Charles Darwin ve yaşamın kökeni

Yeniden ele alınan el yazmaları ve notlar, Charles Darwin'in türlerin kökeni dışında yaşamın kökeni sorunu konusunda da ileri bir kavrayışa sahip olduğunu gösteriyor.

Charles Darwin 150 yıl önce Türlerin Kökeni’ni yayınladığında, yaşamın kökeni konusundan kasten uzak durmuştu. Kitabının son paragrafında ‘Yaratıcı’dan bahsetmesi de bu işe kalkışmak istemediğini düşündürmüştü. Valencia’daki Cavanilles Enstitüsü’nden Juli Peretó’nun liderliğindeki uluslararası bir ekip, şimdilerde bu görüşün yanlış olduğunu, İngiliz doğa bilimcinin ilk ataların nasıl ortaya çıktığını açıkladığı diğer çalışmaları göstererek kanıtlıyorlar.

Darwin 1859’da, kitabı Türlerin Kökeni’nde, “Yeryüzünde yaşamış tüm organik varlıklar, ilkel bir formun soyundan geliyor olabilirler”, diye açıklıyor ve bu ifadeyi, biyoçeşitliliğin altında yatan süreçleri anlamak için kullanmaya karar veriyor.

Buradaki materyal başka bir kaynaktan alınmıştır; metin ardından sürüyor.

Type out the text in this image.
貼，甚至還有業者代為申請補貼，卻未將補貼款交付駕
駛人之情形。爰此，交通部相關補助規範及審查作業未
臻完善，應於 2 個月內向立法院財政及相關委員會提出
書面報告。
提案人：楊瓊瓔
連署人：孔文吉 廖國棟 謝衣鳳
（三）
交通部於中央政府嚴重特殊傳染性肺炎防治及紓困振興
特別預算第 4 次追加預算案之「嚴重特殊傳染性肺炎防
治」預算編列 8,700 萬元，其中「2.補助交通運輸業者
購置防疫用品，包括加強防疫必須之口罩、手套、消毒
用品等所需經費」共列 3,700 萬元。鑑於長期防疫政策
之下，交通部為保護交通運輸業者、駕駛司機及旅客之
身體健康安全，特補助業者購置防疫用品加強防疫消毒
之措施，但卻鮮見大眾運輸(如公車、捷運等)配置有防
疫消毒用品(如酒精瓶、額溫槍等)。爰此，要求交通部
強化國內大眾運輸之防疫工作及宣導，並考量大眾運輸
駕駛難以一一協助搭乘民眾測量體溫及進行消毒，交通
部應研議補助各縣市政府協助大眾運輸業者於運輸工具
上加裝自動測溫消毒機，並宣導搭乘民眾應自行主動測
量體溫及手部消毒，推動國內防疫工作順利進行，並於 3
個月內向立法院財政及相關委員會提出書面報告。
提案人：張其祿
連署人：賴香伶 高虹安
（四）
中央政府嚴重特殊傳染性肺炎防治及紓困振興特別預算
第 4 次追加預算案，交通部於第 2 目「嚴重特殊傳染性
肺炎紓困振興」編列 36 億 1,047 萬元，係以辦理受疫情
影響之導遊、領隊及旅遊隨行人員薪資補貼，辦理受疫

Valencia Üniversitesi, Cavanilles Evrimsel Biyoloji ve Biyoçeşitlilik Enstitüsü araştımacısı ve çalışmanın baş yazarı olan Juli Peretó, “Darwin, kitabının bu baskısının, teorisi için çok büyük önem taşıdığına emindi ve cansız kimyasal maddenin canlı maddeye dönüşümü konusunda inanılmaz modern, materyalist ve evrimsel bir vizyona sahipti” diyor.

Origins of Life and Evolution of Biospheres dergisinin son sayısında yer alan çalışma, Darwin’in ilk türlerin kökeni üzerine de gelişmiş fikirleri olduğunu ve bu konu üzerine oldukça kafa yorduğunu ortaya koyuyor. Peretó, “Darwin’in, ilahi bir müdahalenin olduğuna inanmak istediğini düşünmek son derece yanlış, ayrıca Türlerin Kökeni’ndeki ‘Yaratıcı’ kelimesini de (ki ilk baskısında bu ifadeyi kullanmaz), etrafa mahçup olmamak için eklediği ve sonradan buna pişman olduğu net bir şekilde belgelenmiştir” diye ekliyor.

Araştırmacılara göre, Darwin’in yaşamın kökenine dair tüm görüşleri, kişisel yazışmalarında ve defterlerinde bulunabilir. Darwin’in, 1863’te Londra’nın sosyal kulübü Athenaeum’da yayınlanan, foraminifer (delikli ve sert kabukla kaplı tek hücreliler) mikroorganizmalar üzerine olan bir kitabın eleştirisinde, “cansız bir varlıktan canlı bir varlığın oluşması” ifadesini kullanarak görüşünün bilinmesine izin vermiştir.

İspanyol, Amerikan ve Meksikalı bilim insanlarını içeren uluslararası ekip, sadece cümleleri, yazıları ve mektup paragraflarını detaylı bir şekilde incelemekle kalmadı, Darwin’in yaşamın kökenine dair tüm görüşlerini, orjinal el yazmalarında yer aldıkları haliyle internete de koydular.

Yaşamın kökeni hipotezi
Darwin’in, 1837’ye tarihlendirilmiş bir defterde yer alan “hayati olaylarla kimya yasalarının arasındaki yakın ilişki, cansız varlıklardan canlı varlıkların oluşması hipotezini makul kılıyor” ifadesi araştırmacılara gereken ipucunu verdi.

1871’de İngiliz botanikçi ve kaşif arkadaşı Joseph D. Hooker’a yazdığı ünlü mektupta, Charles Darwin, içinde, kimyasal bileşenler ve yeterli miktarda enerji yardımıyla evrimsel madde olarak düzenlenen cansız maddenin olduğu küçük sıcak bir havuz hayal eder.

Diğer bir değişle Darwin, meslektaşları Alfred Russel Wallace ve Ernst Haeckel gibi, cansız varlıktan canlı varlığın oluşumunun Evrim Teorisi’nin tutarlılığı açısından önemli olduğunu kabul etmiştir. Ancak, “aynı zamanda, toplumun önünde konuşurken bunu dile getirme konusunda isteksiz olduğundan bilimin bu soruyla ilgilenmek için henüz yeterince gelişmediğini ve çözümü görecek kadar yaşayamayacağını da kabul eder” diye de ekliyor Peretó.